The remaining table entries are filled with the minimum expression of Definition 5.4.3. For example, for the entry at (1, 1), the third case of the case distinction contributes the minimum value:

\begin{equation*} \begin{array}{r|llll} \amp \varepsilon \amp \mathtt{t} \amp \mathtt{a} \amp \mathtt{g} \\ \hline \varepsilon \amp 0 \amp \color{blue}{1} \amp 2 \amp 3 \\ \mathtt{t} \amp 1 \amp \color{blue}{2} \amp \amp \\ \mathtt{o} \amp 2 \amp \amp \amp \\ \mathtt{r} \amp 3 \amp \amp \amp \\ \mathtt{e} \amp 4 \amp \amp \amp \\ \end{array} \end{equation*}
\begin{equation*} \begin{array}{r|llll} \amp \varepsilon \amp \mathtt{t} \amp \mathtt{a} \amp \mathtt{g} \\ \hline \varepsilon \amp 0 \amp 1 \amp 2 \amp 3 \\ \mathtt{t} \amp \color{blue}{1} \amp \color{blue}{2} \amp \amp \\ \mathtt{o} \amp 2 \amp \amp \amp \\ \mathtt{r} \amp 3 \amp \amp \amp \\ \mathtt{e} \amp 4 \amp \amp \amp \\ \end{array} \end{equation*}
\begin{equation*} \begin{array}{r|llll} \amp \varepsilon \amp \mathtt{t} \amp \mathtt{a} \amp \mathtt{g} \\ \hline \varepsilon \amp \color{blue}{0} \amp 1 \amp 2 \amp 3 \\ \mathtt{t} \amp 1 \amp \color{blue}{0} \amp \amp \\ \mathtt{o} \amp 2 \amp \amp \amp \\ \mathtt{r} \amp 3 \amp \amp \amp \\ \mathtt{e} \amp 4 \amp \amp \amp \\ \end{array} \end{equation*}

The rest of the matrix is filled accordingly:

\begin{equation*} \begin{array}{r|llll} \amp \varepsilon \amp \mathtt{t} \amp \mathtt{a} \amp \mathtt{g} \\ \hline \varepsilon \amp \amp 1 \amp 2 \amp 3 \\ \mathtt{t} \amp 1 \amp 0 \amp 1 \amp 2 \\ \mathtt{o} \amp 2 \amp 1 \amp 1 \amp 2 \\ \mathtt{r} \amp 3 \amp 2 \amp 2 \amp 2 \\ \mathtt{e} \amp 4 \amp 3 \amp 3 \amp \color{red}{3} \\ \end{array} \end{equation*}

According to the definition in Definition 5.4.3, the entry in row \(i\) and column \(j\) equals to the minimum edit distance of the words \(a[1:i]\) and \(b[1:j]\text{.}\) The elements of the first row and column are always the same for each pair of words. All other elements can be computed from the elements above, left, and above left.

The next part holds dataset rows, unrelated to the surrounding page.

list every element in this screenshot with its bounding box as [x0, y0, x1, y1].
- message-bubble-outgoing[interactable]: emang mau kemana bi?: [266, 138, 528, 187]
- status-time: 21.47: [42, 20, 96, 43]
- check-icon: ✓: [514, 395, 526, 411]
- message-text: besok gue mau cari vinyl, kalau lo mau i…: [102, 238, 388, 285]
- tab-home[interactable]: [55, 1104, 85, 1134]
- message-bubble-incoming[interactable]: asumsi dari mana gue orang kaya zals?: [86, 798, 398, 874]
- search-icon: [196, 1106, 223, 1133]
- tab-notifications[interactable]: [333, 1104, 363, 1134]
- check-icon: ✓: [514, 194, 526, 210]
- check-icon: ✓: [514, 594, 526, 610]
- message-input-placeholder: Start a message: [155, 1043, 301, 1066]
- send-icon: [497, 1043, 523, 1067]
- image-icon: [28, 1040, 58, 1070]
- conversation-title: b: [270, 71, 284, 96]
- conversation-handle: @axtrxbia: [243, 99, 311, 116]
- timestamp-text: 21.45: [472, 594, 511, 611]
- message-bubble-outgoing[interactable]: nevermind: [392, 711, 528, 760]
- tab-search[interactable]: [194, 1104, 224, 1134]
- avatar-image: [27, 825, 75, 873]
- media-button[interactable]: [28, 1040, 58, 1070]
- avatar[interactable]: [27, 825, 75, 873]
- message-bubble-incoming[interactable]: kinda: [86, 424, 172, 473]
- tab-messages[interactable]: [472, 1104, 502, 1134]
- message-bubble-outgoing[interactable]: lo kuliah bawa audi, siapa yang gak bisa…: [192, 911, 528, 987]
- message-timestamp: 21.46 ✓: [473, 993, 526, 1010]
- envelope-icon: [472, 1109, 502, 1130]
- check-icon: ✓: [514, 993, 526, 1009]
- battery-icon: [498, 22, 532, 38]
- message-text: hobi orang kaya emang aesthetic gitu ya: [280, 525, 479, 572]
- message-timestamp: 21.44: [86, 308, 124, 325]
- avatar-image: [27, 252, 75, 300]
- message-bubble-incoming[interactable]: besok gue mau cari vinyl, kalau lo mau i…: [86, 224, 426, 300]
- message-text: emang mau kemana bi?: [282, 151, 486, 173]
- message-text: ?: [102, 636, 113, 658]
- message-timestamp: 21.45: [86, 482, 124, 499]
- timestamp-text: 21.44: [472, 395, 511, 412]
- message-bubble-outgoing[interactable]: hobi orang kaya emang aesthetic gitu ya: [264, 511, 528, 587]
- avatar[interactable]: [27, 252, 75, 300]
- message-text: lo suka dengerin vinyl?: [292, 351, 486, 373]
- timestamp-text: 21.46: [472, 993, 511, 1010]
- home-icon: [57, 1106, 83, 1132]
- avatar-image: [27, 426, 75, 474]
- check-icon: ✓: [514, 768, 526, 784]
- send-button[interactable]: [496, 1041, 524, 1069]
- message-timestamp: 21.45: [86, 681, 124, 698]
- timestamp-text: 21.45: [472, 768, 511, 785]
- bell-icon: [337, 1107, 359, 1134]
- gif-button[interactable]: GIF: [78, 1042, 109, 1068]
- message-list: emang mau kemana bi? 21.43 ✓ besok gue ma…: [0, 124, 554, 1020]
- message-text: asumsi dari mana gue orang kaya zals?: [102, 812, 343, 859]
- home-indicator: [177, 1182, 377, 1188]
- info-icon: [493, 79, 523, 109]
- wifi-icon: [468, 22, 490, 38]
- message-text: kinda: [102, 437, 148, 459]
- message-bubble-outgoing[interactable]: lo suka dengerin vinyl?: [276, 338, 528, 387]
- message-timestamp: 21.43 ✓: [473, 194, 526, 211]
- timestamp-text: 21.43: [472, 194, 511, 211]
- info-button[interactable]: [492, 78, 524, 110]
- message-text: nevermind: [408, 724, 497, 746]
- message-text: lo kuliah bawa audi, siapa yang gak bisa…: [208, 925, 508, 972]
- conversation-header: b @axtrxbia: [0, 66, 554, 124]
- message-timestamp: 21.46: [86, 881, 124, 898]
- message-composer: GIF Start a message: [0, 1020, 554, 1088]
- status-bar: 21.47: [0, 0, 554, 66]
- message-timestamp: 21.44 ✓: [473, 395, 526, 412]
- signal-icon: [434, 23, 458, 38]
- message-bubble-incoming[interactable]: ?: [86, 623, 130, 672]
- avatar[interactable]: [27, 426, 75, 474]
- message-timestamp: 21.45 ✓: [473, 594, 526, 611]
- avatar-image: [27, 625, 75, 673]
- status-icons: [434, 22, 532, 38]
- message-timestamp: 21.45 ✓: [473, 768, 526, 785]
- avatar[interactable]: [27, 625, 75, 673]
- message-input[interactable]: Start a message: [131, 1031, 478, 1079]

Computing the minimum edit distance is an optimization problem because we are looking not only for the cost of some sequence of edits but for the minimum cost. The property of this problem that makes it amenable to be solved with dynamic programming is that it possesses optimal substructure: The optimal solution \(\edist(i,j)\) can be computed from the optimal solutions \(\edist(i,j-1)\text{,}\) \(\edist(i-1,j)\text{,}\) \(\edist(i-1,j-1)\) of the respective sub-problems.